Il focus della “spending review 2” sarà puntato sugli enti e le autonomie locali. Neanche il tempo di farsi i conti in tasca, per le amministrazioni periferiche, e spunta già il rasoio che promette nuovi e profondi tagli ai bilanci. Dalla spending review convertita in legge, infatti, gli enti locali sono usciti con le ossa rotte: innanzitutto, l’accorpamento di 64 Province al di sotto dei 350mila abitanti o dei 2500 chilometri quadrati, divise tra 50 nelle Regioni ordinarie e altre 14 in quelle a statuto speciale. Anche dalla parte delle Regioni stesse, però, non ha tirato un vento propizio: la spending review si porterà via infatti dalla voce “trasferimenti centrali” 700 milioni nel 2012 e oltre un miliardo nel 2013 e 2014. Sorridono solo i Comuni, che si sono visti riconoscere un contributo di 800 milioni di euro.
Ma le note liete sono finite qui per le amministrazioni locali. Nel mirino del premier Mario Monti e del suo “cecchino” degli sprechi Enrico Bondi, finiscono ora i costi standard degli acquisti di beni e servizi da parte degli apparati di governo territoriale. Il pool ai comandi del supercommissario ha infatti messo a punto uno studio che costituisce la base dati del decreto in programma già nel prossimo mese, aprendo di fatto la via alla spending review autunnale.
Secondo i segugi dello sciupio di denaro pubblico, Regioni, Province e Comuni avrebbero instaurato un regime di eccessi di spesa che si situa nella forchetta tra il 25% e il 40% dei 60 miliardi di complessivi erogati per beni e servizi. Di questi, circa due miliardi sarebbero proprio generati dalle Province. Obiettivo della “squadra speciale spending review” è quello di coniugare questi dati statistici al parametro dell’efficienza, per sfondare il muro di 10 miliardi di risparmi, che si vanno ad aggiungere ai 26 della riforma già varata dalle Camere. Negli intenti dell’esecutivo, a guidare il cambiamento sarà la piattaforma Consip, che catalizzerà centralmente tutti i piani di acquisto degli enti.
La riduzione dell’esborso camminerà di pari passo alla riforma delle piante organiche già inclusa nel testo divenuto legge, con gli esuberi (anunciati in 24mila, ma non ancora definiti con precisione) e il taglio del 20% dei dirigenti e del 10% dei dipendenti pubblici.
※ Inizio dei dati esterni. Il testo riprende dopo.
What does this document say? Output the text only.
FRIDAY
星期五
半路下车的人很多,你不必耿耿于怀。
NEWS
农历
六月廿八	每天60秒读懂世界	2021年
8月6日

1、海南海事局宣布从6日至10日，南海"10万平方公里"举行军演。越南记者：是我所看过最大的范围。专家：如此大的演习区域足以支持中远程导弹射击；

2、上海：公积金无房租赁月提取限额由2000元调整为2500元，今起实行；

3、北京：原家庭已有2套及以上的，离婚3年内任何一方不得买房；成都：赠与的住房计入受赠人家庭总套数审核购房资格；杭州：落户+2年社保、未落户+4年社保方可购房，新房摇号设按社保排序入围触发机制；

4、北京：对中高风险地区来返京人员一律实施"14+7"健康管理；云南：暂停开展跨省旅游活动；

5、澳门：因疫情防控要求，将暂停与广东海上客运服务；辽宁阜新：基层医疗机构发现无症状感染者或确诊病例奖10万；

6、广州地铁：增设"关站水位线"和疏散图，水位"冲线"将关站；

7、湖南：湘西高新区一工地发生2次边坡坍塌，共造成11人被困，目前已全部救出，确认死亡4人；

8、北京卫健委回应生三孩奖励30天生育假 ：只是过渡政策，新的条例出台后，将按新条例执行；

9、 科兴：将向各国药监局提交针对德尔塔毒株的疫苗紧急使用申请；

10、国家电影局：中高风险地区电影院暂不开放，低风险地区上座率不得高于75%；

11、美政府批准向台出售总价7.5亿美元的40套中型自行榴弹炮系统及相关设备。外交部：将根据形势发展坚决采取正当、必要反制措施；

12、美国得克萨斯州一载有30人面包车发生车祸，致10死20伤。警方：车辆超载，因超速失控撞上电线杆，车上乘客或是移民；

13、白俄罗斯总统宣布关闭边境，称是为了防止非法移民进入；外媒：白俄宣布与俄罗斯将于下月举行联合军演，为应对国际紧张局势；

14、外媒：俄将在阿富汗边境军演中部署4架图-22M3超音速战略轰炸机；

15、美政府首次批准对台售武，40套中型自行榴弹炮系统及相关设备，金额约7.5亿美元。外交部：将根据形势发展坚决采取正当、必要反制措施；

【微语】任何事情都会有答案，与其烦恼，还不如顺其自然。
Un fronte che ha già scaldato i sindacati, pronti a scendere in piazza in sciopero generale il 28 settembre, in protesta contro i prepensionamenti, le messe in mobilità e la stretta a buoni pasto e ferie non godute. Montano anche i rimbrotti dell’Anci, che ha già annunciato di sciogliere i vincoli del patto di stabilità, minacciando addirittura la chiusura dei serivizi. Nodi, questi, su cui rischia seriamente di incepparsi la seconda fase della spending review.
“Non e’ vero che chi piu’ spende è più virtuoso – ha sottolineato Bondi di recente – bisogna andare a vedere i livelli dei servizi ai cittadini, non per ridurli ma per razionalizzarli”. Lo scopo finale di questa ondata di decreti sulla spesa, comunque, resta sempre la riduzione del debito pubblico, tramite ulteriori misure di risparmio, ad esempio nelle intercettazioni (si parla di 5 milioni) o, in maniera più profonda, nelle dismissioni del patrimonio immobiliare pubblico.